Some of the music I usually have when I go to a high-end showroom:
Patricia Barber - "Modern Cool" and the live cd "Companion"

Madeleine Peyroux - "Half the Perfect World"

Brian Bromberg - "Wood II"

Metallica - "The Black Album"

Mahler Symphony No.1 with Zander on Telarc(usually use 4th movement to see the separation of instruments as some of the systems/components tend to make a moosh out of this piece).

But again, as I said, it is a tough task to evaluate a particular component within an unknown system and room.
{quote] Mahler Symphony No.1 with Zander on Telarc [/quote]

I agree! Wow. I met Benjamin last time I was in Boston. What a demanding character - he sure knows how get the best out of an orchestra!
Thanks for your kind words, but I recall that this article was recommended by Bob Neill in some other forum. I just happen to remember where I read it. It is an interesting process to evaluate systems and different components. I'm currently in the process of replacing my speakers (B&W N804) and/or my power amp (Krell 2250) and this has openned a few doors for me. As always, I try to trust my ears first and foremost.
the purpose for evaluating a stereo system is not to attempt to "know" the stereo system, but rather to observe the performance given a sample of recordings.

a stereo system is as "strong" as its weakest link. if i like the sound of a stereo system and am looking to purchase an amplifier, i may consider auditioning the amplifier in my own system.

when i went shopping for speakers, i did not purchase a pair of speakers until i heard a stereo system whose performance i enjoyed.

here is my reasoning. if i enjoy a stereo system with a specific pair of speakers, i consider that there is a probability that i can enjoy these speakers in my own stereo system. until i obtain some sufficient evidence, i won't buy the speakers, nor will i want to audition them in my own system.

on the other hand, since i like full range panel speakers, i willing to audition any of them without hearing them.
once i hear them in a stereo system, i require a positive experience.

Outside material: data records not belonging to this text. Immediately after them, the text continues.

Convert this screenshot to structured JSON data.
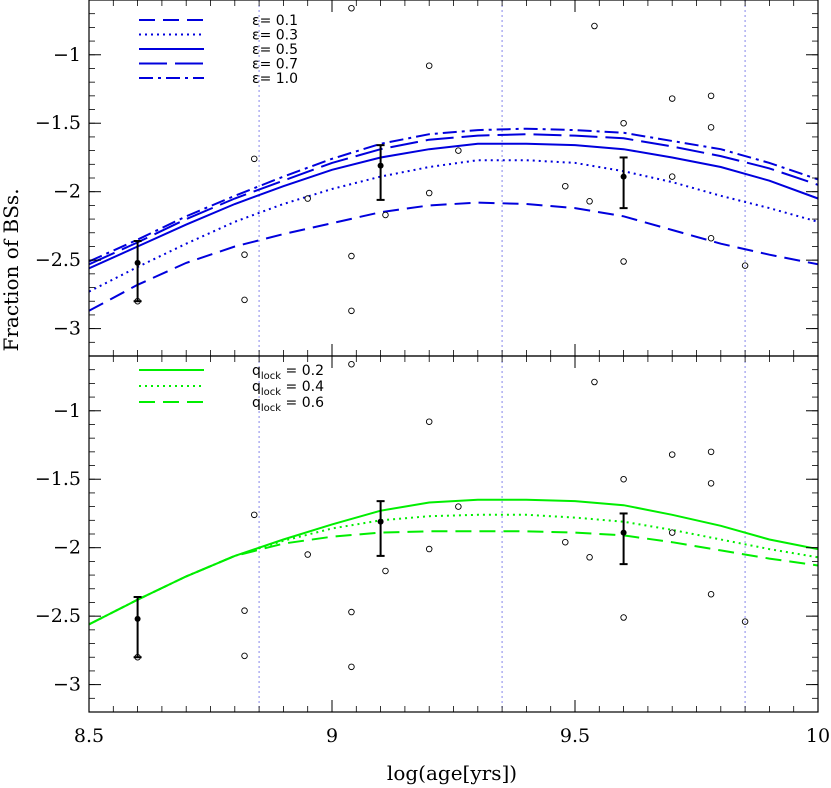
{
  "chart_data": [
    {
      "type": "line",
      "panel": "top",
      "xlabel": "log(age[yrs])",
      "ylabel": "Fraction of BSs.",
      "xlim": [
        8.5,
        10.0
      ],
      "ylim": [
        -3.2,
        -0.6
      ],
      "xticks": [
        8.5,
        9,
        9.5,
        10
      ],
      "xtick_labels": [
        "8.5",
        "9",
        "9.5",
        "10"
      ],
      "yticks": [
        -3,
        -2.5,
        -2,
        -1.5,
        -1
      ],
      "ytick_labels": [
        "−3",
        "−2.5",
        "−2",
        "−1.5",
        "−1"
      ],
      "grid": false,
      "legend_position": "top-left",
      "legend_symbol": "ε",
      "vlines": [
        8.85,
        9.35,
        9.85
      ],
      "x": [
        8.5,
        8.6,
        8.7,
        8.8,
        8.9,
        9.0,
        9.1,
        9.2,
        9.3,
        9.4,
        9.5,
        9.6,
        9.7,
        9.8,
        9.9,
        10.0
      ],
      "series": [
        {
          "name": "0.1",
          "dash": "dashed",
          "color": "#0000dd",
          "y": [
            -2.87,
            -2.68,
            -2.52,
            -2.4,
            -2.31,
            -2.23,
            -2.15,
            -2.1,
            -2.08,
            -2.09,
            -2.12,
            -2.18,
            -2.28,
            -2.38,
            -2.46,
            -2.53
          ]
        },
        {
          "name": "0.3",
          "dash": "dotted",
          "color": "#0000dd",
          "y": [
            -2.73,
            -2.55,
            -2.38,
            -2.22,
            -2.09,
            -1.98,
            -1.89,
            -1.82,
            -1.77,
            -1.77,
            -1.79,
            -1.85,
            -1.93,
            -2.03,
            -2.12,
            -2.22
          ]
        },
        {
          "name": "0.5",
          "dash": "solid",
          "color": "#0000dd",
          "y": [
            -2.56,
            -2.4,
            -2.24,
            -2.09,
            -1.96,
            -1.84,
            -1.75,
            -1.69,
            -1.65,
            -1.65,
            -1.66,
            -1.69,
            -1.75,
            -1.82,
            -1.92,
            -2.05
          ]
        },
        {
          "name": "0.7",
          "dash": "longdash",
          "color": "#0000dd",
          "y": [
            -2.53,
            -2.37,
            -2.2,
            -2.05,
            -1.92,
            -1.79,
            -1.69,
            -1.62,
            -1.59,
            -1.58,
            -1.59,
            -1.61,
            -1.67,
            -1.74,
            -1.83,
            -1.95
          ]
        },
        {
          "name": "1.0",
          "dash": "dashdot",
          "color": "#0000dd",
          "y": [
            -2.51,
            -2.35,
            -2.18,
            -2.03,
            -1.89,
            -1.76,
            -1.65,
            -1.58,
            -1.55,
            -1.54,
            -1.55,
            -1.57,
            -1.63,
            -1.69,
            -1.79,
            -1.91
          ]
        }
      ],
      "observed_points": [
        {
          "x": 8.6,
          "y": -2.52,
          "err_lo": 0.28,
          "err_hi": 0.16
        },
        {
          "x": 9.1,
          "y": -1.81,
          "err_lo": 0.25,
          "err_hi": 0.15
        },
        {
          "x": 9.6,
          "y": -1.89,
          "err_lo": 0.23,
          "err_hi": 0.14
        }
      ],
      "scatter": [
        [
          8.6,
          -2.8
        ],
        [
          8.82,
          -2.46
        ],
        [
          8.82,
          -2.79
        ],
        [
          8.84,
          -1.76
        ],
        [
          8.95,
          -2.05
        ],
        [
          9.04,
          -0.66
        ],
        [
          9.04,
          -2.47
        ],
        [
          9.04,
          -2.87
        ],
        [
          9.11,
          -2.17
        ],
        [
          9.2,
          -1.08
        ],
        [
          9.2,
          -2.01
        ],
        [
          9.26,
          -1.7
        ],
        [
          9.48,
          -1.96
        ],
        [
          9.53,
          -2.07
        ],
        [
          9.54,
          -0.79
        ],
        [
          9.6,
          -1.5
        ],
        [
          9.6,
          -2.51
        ],
        [
          9.7,
          -1.32
        ],
        [
          9.7,
          -1.89
        ],
        [
          9.78,
          -1.3
        ],
        [
          9.78,
          -1.53
        ],
        [
          9.78,
          -2.34
        ],
        [
          9.85,
          -2.54
        ]
      ]
    },
    {
      "type": "line",
      "panel": "bottom",
      "xlabel": "log(age[yrs])",
      "ylabel": "Fraction of BSs.",
      "xlim": [
        8.5,
        10.0
      ],
      "ylim": [
        -3.2,
        -0.6
      ],
      "xticks": [
        8.5,
        9,
        9.5,
        10
      ],
      "xtick_labels": [
        "8.5",
        "9",
        "9.5",
        "10"
      ],
      "yticks": [
        -3,
        -2.5,
        -2,
        -1.5,
        -1
      ],
      "ytick_labels": [
        "−3",
        "−2.5",
        "−2",
        "−1.5",
        "−1"
      ],
      "grid": false,
      "legend_position": "top-left",
      "legend_symbol": "q",
      "legend_subscript": "lock",
      "vlines": [
        8.85,
        9.35,
        9.85
      ],
      "x": [
        8.5,
        8.6,
        8.7,
        8.8,
        8.9,
        9.0,
        9.1,
        9.2,
        9.3,
        9.4,
        9.5,
        9.6,
        9.7,
        9.8,
        9.9,
        10.0
      ],
      "series": [
        {
          "name": "0.2",
          "dash": "solid",
          "color": "#00ee00",
          "y": [
            -2.56,
            -2.38,
            -2.21,
            -2.06,
            -1.94,
            -1.83,
            -1.73,
            -1.67,
            -1.65,
            -1.65,
            -1.66,
            -1.69,
            -1.76,
            -1.84,
            -1.94,
            -2.01
          ]
        },
        {
          "name": "0.4",
          "dash": "dotted",
          "color": "#00ee00",
          "y": [
            -2.56,
            -2.38,
            -2.21,
            -2.06,
            -1.95,
            -1.86,
            -1.8,
            -1.77,
            -1.76,
            -1.76,
            -1.78,
            -1.81,
            -1.87,
            -1.94,
            -2.01,
            -2.07
          ]
        },
        {
          "name": "0.6",
          "dash": "dashed",
          "color": "#00ee00",
          "y": [
            -2.56,
            -2.38,
            -2.21,
            -2.06,
            -1.97,
            -1.92,
            -1.89,
            -1.88,
            -1.88,
            -1.88,
            -1.89,
            -1.91,
            -1.96,
            -2.02,
            -2.08,
            -2.13
          ]
        }
      ],
      "observed_points": [
        {
          "x": 8.6,
          "y": -2.52,
          "err_lo": 0.28,
          "err_hi": 0.16
        },
        {
          "x": 9.1,
          "y": -1.81,
          "err_lo": 0.25,
          "err_hi": 0.15
        },
        {
          "x": 9.6,
          "y": -1.89,
          "err_lo": 0.23,
          "err_hi": 0.14
        }
      ],
      "scatter": [
        [
          8.6,
          -2.8
        ],
        [
          8.82,
          -2.46
        ],
        [
          8.82,
          -2.79
        ],
        [
          8.84,
          -1.76
        ],
        [
          8.95,
          -2.05
        ],
        [
          9.04,
          -0.66
        ],
        [
          9.04,
          -2.47
        ],
        [
          9.04,
          -2.87
        ],
        [
          9.11,
          -2.17
        ],
        [
          9.2,
          -1.08
        ],
        [
          9.2,
          -2.01
        ],
        [
          9.26,
          -1.7
        ],
        [
          9.48,
          -1.96
        ],
        [
          9.53,
          -2.07
        ],
        [
          9.54,
          -0.79
        ],
        [
          9.6,
          -1.5
        ],
        [
          9.6,
          -2.51
        ],
        [
          9.7,
          -1.32
        ],
        [
          9.7,
          -1.89
        ],
        [
          9.78,
          -1.3
        ],
        [
          9.78,
          -1.53
        ],
        [
          9.78,
          -2.34
        ],
        [
          9.85,
          -2.54
        ]
      ]
    }
  ],
  "colors": {
    "vline": "#9999ee",
    "axis": "#000000",
    "observed": "#000000"
  }
}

i can sum this up. if i have a negative experience, i won't take action, if there is a positive experience i will take action. if there is no experience, i may or may not take action. in the case of solid state amps, e.g., since i don't like them as a rule, i won't listen to one, in general, without having a positive experience outside the context of my own stereo system. there was an exception.
i auditioned roger sanders esl solid state amp, without hearing it first, against my better judgment. after i auditioned it, i have decided never to audition a class d amp, or solid state amp until i have first heard the amp somewhere.
I agree with others, first use what you know best. I have a few tracks I like, I am a great believer in opera, to sort the men from the boys.
Verdi's Otello, the version with Domingo and frenni, has a very busy opening, a lot of movement, chorus set in a deep soundstage, you even get a cannon, for goodness sake.
I also like Shawn Colvin's Cover Girl, not because it is a great test, but I love it and play it often.
"Planet Drum" by Mickey Hart was an audiophile staple 15 years ago and the bass album by Dean Peer. Both are instrumental's, but they'll highlight good dynamics.
I have the 1st ten records Sheffield released. Bought new-kept like new.(I am a collector 'nut', have been 4 4ty yrs) Listening to them now really reveals clean recording- but.... Your better off getting jazz records from the 60's & 70's. Many are startlingly! good.
When you get into it you'll realize why many 'old-timers' kept insisting "mono" was better than stereo. Heck, I think solo instuments like flute & guitar would still sound better recorded "mono" and played back on one speaker.KISS. Clarity, dynamics, nuance.